Often children don’t share their thoughts and feelings until they know it is safe to do so, such as when the parent has several years of recovery under his or her belt.
Today, Teen Advocate MJ shares her experience as the 15-year-old daughter of a recovering alcoholic. Here are “10 truths” to help parents understand their kid’s perspective as the child of an alcoholic parent:
“Everybody basically forgets childhood memories, but something like this, they don’t forget. If a child says they forgot about it, usually they just don’t want to talk about it, or maybe they’re not ready to, or they’re embarrassed.”
“You have the awareness that something is up, that something is not right. I didn’t know exactly what it was, I knew something was very wrong with him.”
“I was in first grade. If a child asks and we are told what it is, we can basically figure it out. I remember the experience. You are very disappointed, and you know what childhood is supposed to be like, you know this isn’t what the father figure is for everybody else. I knew that this was not a normal childhood. I think the experience is going to vary at every age. But that was my experience in first grade.”
“The person I looked to as a mentor was a teacher. This teacher invited me in for lunch every Thursday and we’d sit down and I’d be bouncing on a ball and she just let me do what I needed to do, which is sit and relax and calm down for a bit. Look for a teacher that is caring, compassionate and one that you know understands these situations. Find a teacher that both the parent and student are comfortable with, and one that shows up and follows through.”
“Middle school was the worst part just because for our family’s timeline it just happened to come out that way. As I started to develop as a teenager, that’s when my eating disorder and anxiety showed through. It was a coping mechanism. I needed to control something. I found I could control this, so I went down this path. Basically it destroyed me. I couldn’t sleep some nights because I was so hungry. I couldn’t function. That was one of the many obstacles I had to get through. It’s still not over, it comes in its waves. We were able to get to the bottom of the situation. And help it a little and get assistance.”
“People don’t really talk about it unless it’s brought up by another person. People basically stay in their shells until someone can lure it out. I was able to express myself to a couple of friends. Several others I still haven’t. I don’t feel like sharing that aspect of my life. People tend to nudge it into a random conversation and find a way to say it, and then it’s over. It’s not really a conversation. Everybody is just in their own corners, and everyone is trying to get over it themselves. High school is a way to start fresh and act like that part of their lives never happened.”
“When I tell people some of them hadn’t matured enough to handle it. But those who have gone through it, they can empathize with it.”
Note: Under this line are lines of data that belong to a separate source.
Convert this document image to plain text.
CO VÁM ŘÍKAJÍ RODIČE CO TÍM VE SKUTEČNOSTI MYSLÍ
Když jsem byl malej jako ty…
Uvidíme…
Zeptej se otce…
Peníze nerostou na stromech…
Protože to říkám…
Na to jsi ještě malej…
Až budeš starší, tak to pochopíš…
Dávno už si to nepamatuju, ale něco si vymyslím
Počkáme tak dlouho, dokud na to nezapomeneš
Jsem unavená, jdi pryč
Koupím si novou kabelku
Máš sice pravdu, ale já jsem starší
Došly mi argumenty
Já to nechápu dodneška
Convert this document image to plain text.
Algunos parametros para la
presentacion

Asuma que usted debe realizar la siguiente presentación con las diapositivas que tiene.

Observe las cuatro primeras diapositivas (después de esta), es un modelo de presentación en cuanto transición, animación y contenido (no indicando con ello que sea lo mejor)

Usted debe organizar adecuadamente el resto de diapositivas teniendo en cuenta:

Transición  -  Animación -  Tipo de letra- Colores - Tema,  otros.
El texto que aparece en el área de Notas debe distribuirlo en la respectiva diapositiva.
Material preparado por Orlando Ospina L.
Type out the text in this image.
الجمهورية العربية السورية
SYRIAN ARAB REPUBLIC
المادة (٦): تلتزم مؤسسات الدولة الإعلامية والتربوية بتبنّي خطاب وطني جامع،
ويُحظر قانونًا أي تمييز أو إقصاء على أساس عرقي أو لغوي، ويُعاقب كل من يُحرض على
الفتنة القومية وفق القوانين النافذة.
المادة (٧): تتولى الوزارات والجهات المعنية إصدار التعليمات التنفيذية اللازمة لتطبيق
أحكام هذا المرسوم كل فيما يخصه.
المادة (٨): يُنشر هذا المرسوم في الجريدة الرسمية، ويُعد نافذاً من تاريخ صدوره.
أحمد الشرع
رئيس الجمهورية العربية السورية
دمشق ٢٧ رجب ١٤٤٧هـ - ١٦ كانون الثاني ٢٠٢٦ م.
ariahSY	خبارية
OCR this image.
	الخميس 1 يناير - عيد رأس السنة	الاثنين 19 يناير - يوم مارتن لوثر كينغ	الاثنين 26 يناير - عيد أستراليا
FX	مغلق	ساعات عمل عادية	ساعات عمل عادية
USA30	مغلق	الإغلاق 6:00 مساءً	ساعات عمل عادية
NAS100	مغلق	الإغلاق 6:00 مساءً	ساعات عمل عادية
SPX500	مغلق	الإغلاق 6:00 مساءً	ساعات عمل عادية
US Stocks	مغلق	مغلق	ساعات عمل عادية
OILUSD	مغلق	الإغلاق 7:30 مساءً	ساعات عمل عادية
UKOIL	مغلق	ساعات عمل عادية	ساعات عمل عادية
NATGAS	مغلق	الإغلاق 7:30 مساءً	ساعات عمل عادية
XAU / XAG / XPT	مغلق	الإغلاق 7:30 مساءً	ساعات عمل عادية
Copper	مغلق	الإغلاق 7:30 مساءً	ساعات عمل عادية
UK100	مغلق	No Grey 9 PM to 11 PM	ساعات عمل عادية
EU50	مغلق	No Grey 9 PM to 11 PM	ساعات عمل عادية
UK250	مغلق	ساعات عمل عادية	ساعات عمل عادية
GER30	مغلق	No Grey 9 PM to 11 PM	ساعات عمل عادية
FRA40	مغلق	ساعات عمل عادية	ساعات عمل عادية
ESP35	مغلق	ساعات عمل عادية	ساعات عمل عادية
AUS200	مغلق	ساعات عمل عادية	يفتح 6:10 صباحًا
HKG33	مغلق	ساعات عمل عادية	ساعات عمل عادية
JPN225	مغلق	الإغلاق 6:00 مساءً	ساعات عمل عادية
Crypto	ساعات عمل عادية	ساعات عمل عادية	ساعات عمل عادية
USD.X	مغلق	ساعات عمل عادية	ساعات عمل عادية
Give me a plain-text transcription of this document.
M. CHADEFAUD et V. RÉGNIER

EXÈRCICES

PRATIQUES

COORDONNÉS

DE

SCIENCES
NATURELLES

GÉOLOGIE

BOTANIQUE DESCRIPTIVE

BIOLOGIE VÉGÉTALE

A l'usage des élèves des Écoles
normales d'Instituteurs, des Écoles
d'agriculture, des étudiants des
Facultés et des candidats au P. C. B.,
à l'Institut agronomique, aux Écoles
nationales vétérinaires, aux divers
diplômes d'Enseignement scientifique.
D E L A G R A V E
“If I hadn’t met this disease in my family, I think my dad’s relationships would be a lot stronger, a lot healthier with others. The nights where we’ve had his little outbursts, those could have been nights where we could have made a lot of happy memories instead of terrible memories. We could have made memories that we’d want to remember.”
“One positive that came from this is that my relationship with my mom is stronger. She and I were able to come together and share our stories and we were able to escape together. And I think our relationship wouldn’t be that strong if it didn’t happen. I feel like when that happened my mom and I would watch shows, and we were able to bond even more.”
“Have gratitude for what we have. Basically live in the moment and notice everything we have right now at that moment. I had my mom. My Gammy. My dog. My brother.”
And Here’s One More Bonus Truth:
“Everything is going to be okay. When there is a fall that doesn’t mean everything is over. It could be a little bump in the road. You’re gonna stop for a second, regroup, and you may feel like it’s all over again. But it’s not. It’s gonna get better again. You’re gonna have your bad days and your good days. Just be grateful for your good days. Use those good days as a way to get through the bad ones.”
Have the courage to have tough conversations with your kids. Allow them the safe space to share with you their wisdom from their experiences. This not only ends their silent suffering, but also strengthens your relationship and bond as parent and child.